殊の外ルルシーが、神妙な雰囲気出してきて。

ちょっとびっくりした。

何があったって、そんなこと聞かれても。

「本当に何もないんですけど」

『嘘つけ。何もないのに連絡してくる訳ないだろ』

「…えー…」

俺、どうしたら良いの。

『…傍に行こうか?』

「ふぇ?」

ルルシーあなた、今何て?

『何だか、落ち込んでる声してるから…』

「…。
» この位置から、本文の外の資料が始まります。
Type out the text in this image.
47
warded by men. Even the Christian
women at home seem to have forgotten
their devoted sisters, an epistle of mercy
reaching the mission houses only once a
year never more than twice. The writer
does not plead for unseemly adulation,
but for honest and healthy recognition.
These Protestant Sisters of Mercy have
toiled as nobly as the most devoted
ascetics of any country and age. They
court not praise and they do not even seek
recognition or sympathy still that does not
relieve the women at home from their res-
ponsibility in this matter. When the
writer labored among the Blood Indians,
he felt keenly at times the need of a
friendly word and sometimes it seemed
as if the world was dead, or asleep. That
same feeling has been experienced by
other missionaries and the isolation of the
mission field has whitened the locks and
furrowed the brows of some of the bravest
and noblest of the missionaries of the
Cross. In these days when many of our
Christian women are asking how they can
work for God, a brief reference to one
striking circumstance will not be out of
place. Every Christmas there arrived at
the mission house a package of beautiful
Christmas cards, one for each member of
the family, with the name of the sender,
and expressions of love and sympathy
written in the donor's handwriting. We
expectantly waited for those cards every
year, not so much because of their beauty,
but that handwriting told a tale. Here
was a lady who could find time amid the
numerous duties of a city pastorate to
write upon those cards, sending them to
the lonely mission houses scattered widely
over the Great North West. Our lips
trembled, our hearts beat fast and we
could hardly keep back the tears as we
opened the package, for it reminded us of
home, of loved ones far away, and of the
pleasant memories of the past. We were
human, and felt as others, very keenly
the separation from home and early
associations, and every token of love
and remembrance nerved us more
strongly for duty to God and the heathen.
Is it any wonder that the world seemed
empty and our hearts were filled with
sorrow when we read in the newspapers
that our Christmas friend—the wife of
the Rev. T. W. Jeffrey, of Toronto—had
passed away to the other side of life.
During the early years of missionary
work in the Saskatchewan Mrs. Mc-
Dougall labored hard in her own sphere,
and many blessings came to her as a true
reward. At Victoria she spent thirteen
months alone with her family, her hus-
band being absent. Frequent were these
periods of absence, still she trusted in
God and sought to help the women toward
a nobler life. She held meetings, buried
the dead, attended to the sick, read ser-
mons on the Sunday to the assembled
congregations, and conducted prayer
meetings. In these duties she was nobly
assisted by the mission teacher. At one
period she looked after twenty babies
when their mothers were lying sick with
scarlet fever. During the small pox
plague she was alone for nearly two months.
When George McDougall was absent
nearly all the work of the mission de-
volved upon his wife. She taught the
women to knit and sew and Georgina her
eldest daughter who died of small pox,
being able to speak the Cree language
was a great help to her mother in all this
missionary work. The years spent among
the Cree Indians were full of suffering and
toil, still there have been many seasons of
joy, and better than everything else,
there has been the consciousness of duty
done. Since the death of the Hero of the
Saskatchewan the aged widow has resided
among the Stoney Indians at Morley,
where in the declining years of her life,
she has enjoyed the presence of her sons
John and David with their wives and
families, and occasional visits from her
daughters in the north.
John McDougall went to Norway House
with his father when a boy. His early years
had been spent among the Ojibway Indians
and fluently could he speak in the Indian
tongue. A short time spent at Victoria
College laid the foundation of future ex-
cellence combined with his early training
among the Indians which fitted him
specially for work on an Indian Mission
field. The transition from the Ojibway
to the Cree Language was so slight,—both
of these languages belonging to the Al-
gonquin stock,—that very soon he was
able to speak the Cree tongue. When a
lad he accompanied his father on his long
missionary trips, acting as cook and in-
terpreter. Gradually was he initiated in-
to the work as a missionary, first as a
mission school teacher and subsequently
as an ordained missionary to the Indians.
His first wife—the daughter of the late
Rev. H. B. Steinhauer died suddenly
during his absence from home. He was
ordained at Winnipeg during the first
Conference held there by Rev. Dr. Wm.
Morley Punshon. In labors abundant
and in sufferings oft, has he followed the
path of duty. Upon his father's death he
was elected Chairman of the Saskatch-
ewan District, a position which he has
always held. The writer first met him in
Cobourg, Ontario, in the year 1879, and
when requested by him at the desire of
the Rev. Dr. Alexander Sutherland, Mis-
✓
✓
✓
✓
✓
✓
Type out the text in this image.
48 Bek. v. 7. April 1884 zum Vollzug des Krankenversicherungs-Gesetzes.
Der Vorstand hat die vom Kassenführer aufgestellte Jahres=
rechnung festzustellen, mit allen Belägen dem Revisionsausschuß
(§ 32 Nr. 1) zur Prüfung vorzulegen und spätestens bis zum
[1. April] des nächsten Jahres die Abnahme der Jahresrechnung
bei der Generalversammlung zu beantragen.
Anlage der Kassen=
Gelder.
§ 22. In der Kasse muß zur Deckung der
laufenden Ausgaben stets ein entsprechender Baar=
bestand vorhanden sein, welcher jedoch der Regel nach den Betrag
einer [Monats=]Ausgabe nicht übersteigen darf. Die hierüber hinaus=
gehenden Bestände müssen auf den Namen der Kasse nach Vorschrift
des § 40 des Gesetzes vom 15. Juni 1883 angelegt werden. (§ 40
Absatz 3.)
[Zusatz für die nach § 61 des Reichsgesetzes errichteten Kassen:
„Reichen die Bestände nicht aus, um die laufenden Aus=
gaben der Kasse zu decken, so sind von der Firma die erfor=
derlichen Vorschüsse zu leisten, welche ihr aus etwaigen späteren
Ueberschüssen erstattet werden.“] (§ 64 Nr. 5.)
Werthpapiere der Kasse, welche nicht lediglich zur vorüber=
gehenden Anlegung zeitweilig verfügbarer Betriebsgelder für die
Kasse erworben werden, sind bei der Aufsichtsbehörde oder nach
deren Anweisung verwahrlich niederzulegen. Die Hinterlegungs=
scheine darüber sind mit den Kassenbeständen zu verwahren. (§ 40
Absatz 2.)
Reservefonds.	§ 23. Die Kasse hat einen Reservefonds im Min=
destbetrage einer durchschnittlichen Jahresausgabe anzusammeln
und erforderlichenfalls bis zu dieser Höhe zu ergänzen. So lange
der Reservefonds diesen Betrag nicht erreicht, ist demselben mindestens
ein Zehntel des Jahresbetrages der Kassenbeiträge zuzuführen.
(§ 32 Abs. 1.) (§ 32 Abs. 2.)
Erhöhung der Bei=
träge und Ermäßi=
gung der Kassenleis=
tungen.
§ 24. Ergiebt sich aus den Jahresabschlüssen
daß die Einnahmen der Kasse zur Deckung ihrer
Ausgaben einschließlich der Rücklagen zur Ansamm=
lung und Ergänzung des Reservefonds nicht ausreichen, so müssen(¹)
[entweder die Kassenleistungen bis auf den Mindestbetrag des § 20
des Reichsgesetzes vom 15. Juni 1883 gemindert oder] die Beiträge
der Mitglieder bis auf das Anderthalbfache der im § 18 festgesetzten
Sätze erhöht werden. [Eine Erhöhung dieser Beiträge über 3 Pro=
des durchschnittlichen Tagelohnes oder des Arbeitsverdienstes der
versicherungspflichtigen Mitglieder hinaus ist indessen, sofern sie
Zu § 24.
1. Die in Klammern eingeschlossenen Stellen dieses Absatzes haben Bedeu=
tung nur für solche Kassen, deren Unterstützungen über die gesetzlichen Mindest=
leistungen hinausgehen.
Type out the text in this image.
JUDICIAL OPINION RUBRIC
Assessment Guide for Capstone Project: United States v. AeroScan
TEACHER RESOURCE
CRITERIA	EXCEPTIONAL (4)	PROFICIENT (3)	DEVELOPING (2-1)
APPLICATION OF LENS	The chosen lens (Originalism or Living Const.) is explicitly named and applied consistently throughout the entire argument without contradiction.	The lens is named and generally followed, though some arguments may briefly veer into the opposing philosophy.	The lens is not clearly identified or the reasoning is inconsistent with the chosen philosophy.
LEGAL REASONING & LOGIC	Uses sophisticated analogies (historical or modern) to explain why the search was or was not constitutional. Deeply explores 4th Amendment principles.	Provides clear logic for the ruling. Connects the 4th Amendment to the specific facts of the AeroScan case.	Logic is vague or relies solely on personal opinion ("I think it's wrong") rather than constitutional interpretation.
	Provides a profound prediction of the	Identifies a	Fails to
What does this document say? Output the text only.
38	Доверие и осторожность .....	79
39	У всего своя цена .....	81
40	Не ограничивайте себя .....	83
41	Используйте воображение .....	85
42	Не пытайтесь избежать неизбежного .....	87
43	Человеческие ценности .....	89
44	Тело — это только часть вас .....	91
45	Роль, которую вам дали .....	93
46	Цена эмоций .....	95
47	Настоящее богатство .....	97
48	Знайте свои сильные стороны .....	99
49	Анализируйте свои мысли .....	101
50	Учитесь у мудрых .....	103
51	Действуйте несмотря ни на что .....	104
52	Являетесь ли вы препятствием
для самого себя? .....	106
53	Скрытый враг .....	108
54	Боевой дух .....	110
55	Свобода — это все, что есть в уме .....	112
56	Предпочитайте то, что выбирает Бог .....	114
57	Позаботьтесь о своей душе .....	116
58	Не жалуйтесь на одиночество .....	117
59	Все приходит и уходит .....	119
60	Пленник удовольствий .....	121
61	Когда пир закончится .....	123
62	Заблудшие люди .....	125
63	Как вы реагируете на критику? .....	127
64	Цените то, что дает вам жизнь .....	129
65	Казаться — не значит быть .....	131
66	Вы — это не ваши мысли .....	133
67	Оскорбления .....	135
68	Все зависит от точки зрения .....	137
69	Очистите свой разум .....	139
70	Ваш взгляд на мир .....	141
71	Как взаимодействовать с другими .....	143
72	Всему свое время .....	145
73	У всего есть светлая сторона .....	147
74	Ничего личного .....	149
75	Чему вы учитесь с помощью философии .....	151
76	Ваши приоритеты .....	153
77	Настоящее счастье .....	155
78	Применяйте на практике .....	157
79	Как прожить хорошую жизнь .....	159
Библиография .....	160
…会えるのは嬉しいですが、でも危険ですよ。今は潜入任務中…」

『関係ない。お前が寂しがってるなら。任務なんて知ったことか』

おいおい。

『会いに行こうか。今何処にいる?』

「…」

…そうですね。

今ルルシーに会えたら、きっと凄く心が慰められるだろう。

でも。

今は、その気持ちだけで充分だ。

「…ねぇ、ルルシー」

『うん?』

「…自分にとって、人生を揺るがすような不幸な出来事でも…。他人にとっては、つまらない、些末な出来事でしかないんですよね」

俺の口から出てきたのは。

そんな、下らない言葉だった。

何を当たり前のことを。

『ルレイア…。お前』

「知らない人にとっては、どうでも良い。俺はローゼリア女王に裏切られたとき、復讐することでしか立ち上がれなかった」

今でも。

他の方法で、他の手段で、立ち上がれたとは思えない。

俺が再び生きる活力を得るには、復讐心以外有り得なかった。

だから、それを後悔したことはない。

それでも。

「だけど、ルティス帝国の為には…。ローゼリア女王と帝国騎士団と、ルティス帝国の為には。俺はあのまま立ち直れず、死んでいるべきだったんでしょう。きっとその方が、犠牲は少なくて済んだ」

『ルレイア、それは違う』

「違いませんよ。そう言われましたから。俺の犠牲なんて、大したことじゃないし、どうでも良いことなんだそうです」

そう。それだ。

彼らに言われた、その心無い…そして、紛れもない真実を突きつけられ。

俺は珍しく、心を揺れ動かされているのだ。